MILLEDGEVILLE — The dedicated volunteer efforts of students at Georgia College’s GIVE Center has paid off thus far, combining their efforts with the community to reach the 500,000th volunteer hour mark to save Milledgeville-Baldwin County $7.1 million.
To recognize the 500,000th hour milestone along with the center’s 16th-year anniversary, a celebration is slated from 2 to 4 p.m. Wednesday in the GIVE Center lobby, located in the ground floor of Maxwell Student Union. Sonic Drive-In Milledgeville will provide corn-dogs and cherry limeades as the sponsor.
Around 3:15 p.m. Wednesday, remarks will also be given by junior Graham Harwood who helped the GIVE Center reach its 500,000th hour goal.
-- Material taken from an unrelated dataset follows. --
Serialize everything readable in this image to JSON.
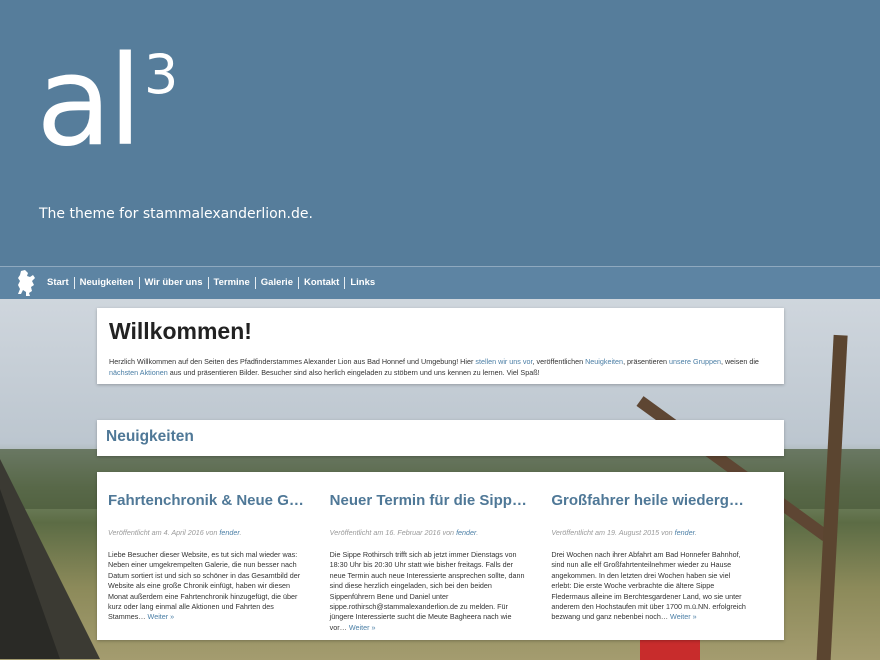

The GIVE Center, an acronym for Georgia College & State University Involved in Volunteer Efforts, kicked off its efforts in 1997 with a red basket while housed in its previous location in the student union.
The GIVE Center serves as the volunteerism clearinghouse empowering students to make a difference by linking them to the needs of our community, states the Georgia College website. It is through this center in which Georgia College students, faculty and staff become involved in campus wide, local community, national and international volunteer efforts in a range of areas, including fine arts, health, minority issues, animals, disasters, elderly, poverty and general service.
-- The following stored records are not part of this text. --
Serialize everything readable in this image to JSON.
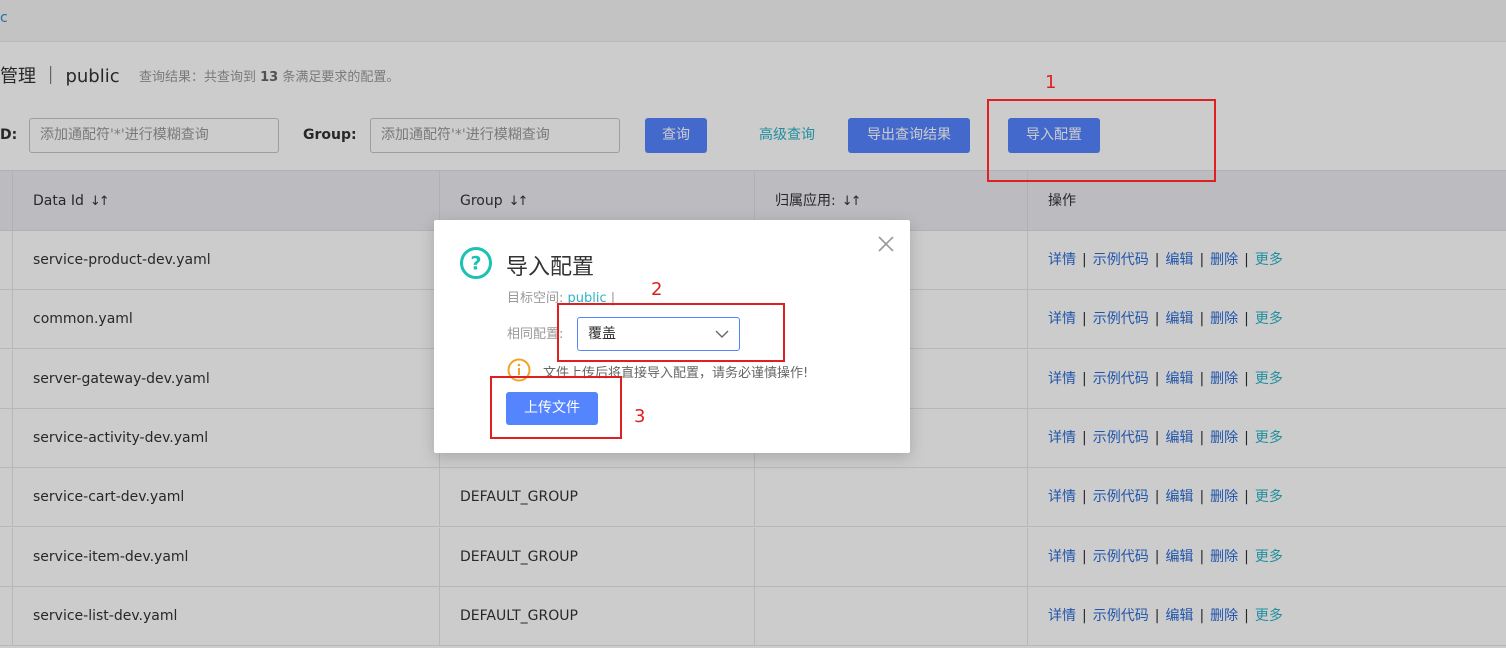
{
  "topbar": {
    "crumb": "c"
  },
  "header": {
    "title": "管理 ｜ public",
    "result_prefix": "查询结果：共查询到 ",
    "result_count": "13",
    "result_suffix": " 条满足要求的配置。"
  },
  "search": {
    "dataid_label": "D:",
    "dataid_placeholder": "添加通配符'*'进行模糊查询",
    "group_label": "Group:",
    "group_placeholder": "添加通配符'*'进行模糊查询",
    "query_button": "查询",
    "advanced_query": "高级查询",
    "export_button": "导出查询结果",
    "import_button": "导入配置"
  },
  "table": {
    "columns": [
      "Data Id",
      "Group",
      "归属应用:",
      "操作"
    ],
    "rows": [
      {
        "data_id": "service-product-dev.yaml",
        "group": ""
      },
      {
        "data_id": "common.yaml",
        "group": ""
      },
      {
        "data_id": "server-gateway-dev.yaml",
        "group": ""
      },
      {
        "data_id": "service-activity-dev.yaml",
        "group": ""
      },
      {
        "data_id": "service-cart-dev.yaml",
        "group": "DEFAULT_GROUP"
      },
      {
        "data_id": "service-item-dev.yaml",
        "group": "DEFAULT_GROUP"
      },
      {
        "data_id": "service-list-dev.yaml",
        "group": "DEFAULT_GROUP"
      }
    ],
    "actions": [
      "详情",
      "示例代码",
      "编辑",
      "删除",
      "更多"
    ]
  },
  "dialog": {
    "title": "导入配置",
    "namespace_label": "目标空间:",
    "namespace_value": "public",
    "namespace_sep": "|",
    "same_config_label": "相同配置:",
    "same_config_value": "覆盖",
    "warning": "文件上传后将直接导入配置，请务必谨慎操作!",
    "upload_button": "上传文件"
  },
  "annotations": {
    "n1": "1",
    "n2": "2",
    "n3": "3"
  },
  "colors": {
    "primary": "#5584ff",
    "link": "#2bb3c6",
    "annotation": "#e02020",
    "warning": "#f1a325",
    "help": "#1dc1b3"
  }
}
Located in the Baldwin College & Career Academy at Baldwin High School, the Baldwin GIVEs Center is the second satellite center of Georgia College’s GIVE Center to provide high school students with various volunteer opportunities at school organizations and community nonprofits.
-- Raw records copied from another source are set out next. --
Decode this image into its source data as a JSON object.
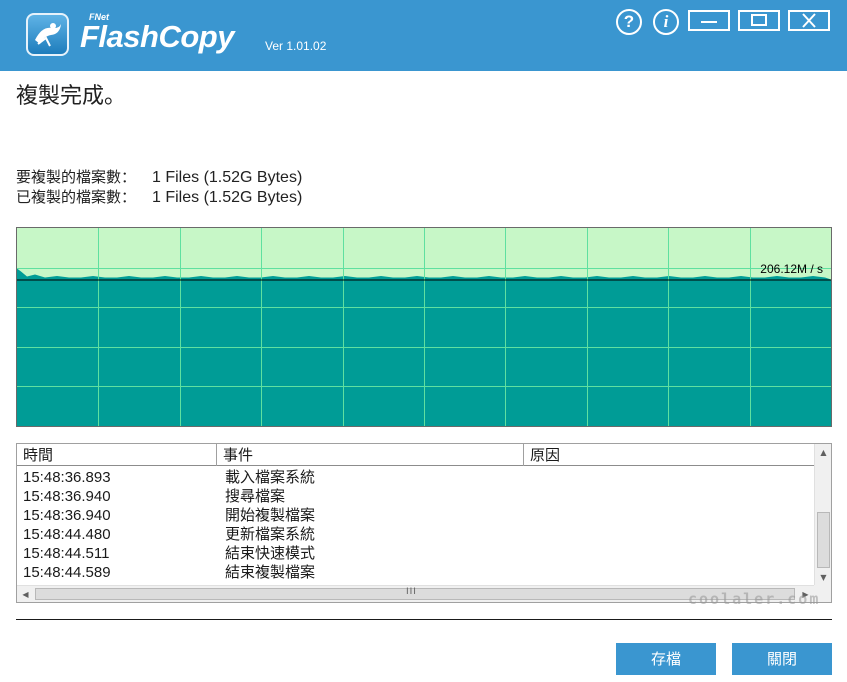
{
  "app": {
    "brand_small": "FNet",
    "name": "FlashCopy",
    "version": "Ver 1.01.02"
  },
  "titlebar": {
    "help_glyph": "?",
    "info_glyph": "i"
  },
  "status": {
    "message": "複製完成。"
  },
  "summary": {
    "to_copy_label": "要複製的檔案數：",
    "to_copy_value": "1 Files (1.52G Bytes)",
    "copied_label": "已複製的檔案數：",
    "copied_value": "1 Files (1.52G Bytes)"
  },
  "chart_data": {
    "type": "area",
    "current_speed_label": "206.12M / s",
    "fill_level": 0.74,
    "colors": {
      "background": "#c7f7c7",
      "fill": "#009c96",
      "grid": "#5fe0a0"
    }
  },
  "log": {
    "columns": [
      "時間",
      "事件",
      "原因"
    ],
    "rows": [
      {
        "time": "15:48:36.893",
        "event": "載入檔案系統",
        "reason": ""
      },
      {
        "time": "15:48:36.940",
        "event": "搜尋檔案",
        "reason": ""
      },
      {
        "time": "15:48:36.940",
        "event": "開始複製檔案",
        "reason": ""
      },
      {
        "time": "15:48:44.480",
        "event": "更新檔案系統",
        "reason": ""
      },
      {
        "time": "15:48:44.511",
        "event": "結束快速模式",
        "reason": ""
      },
      {
        "time": "15:48:44.589",
        "event": "結束複製檔案",
        "reason": ""
      }
    ]
  },
  "buttons": {
    "save": "存檔",
    "close": "關閉"
  },
  "watermark": "coolaler.com"
}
During 2011, volunteer work from the GIVE Center’s Hands On Milledgeville initiative, the university’s Early College, and afterschool programs Youth Enrichment Services and High Achievers earned Georgia College the President’s Higher Education Community Service Honor Roll for the second consecutive year — advancing the university to the President’s Honor Roll with Distinction category, states the Georgia College website.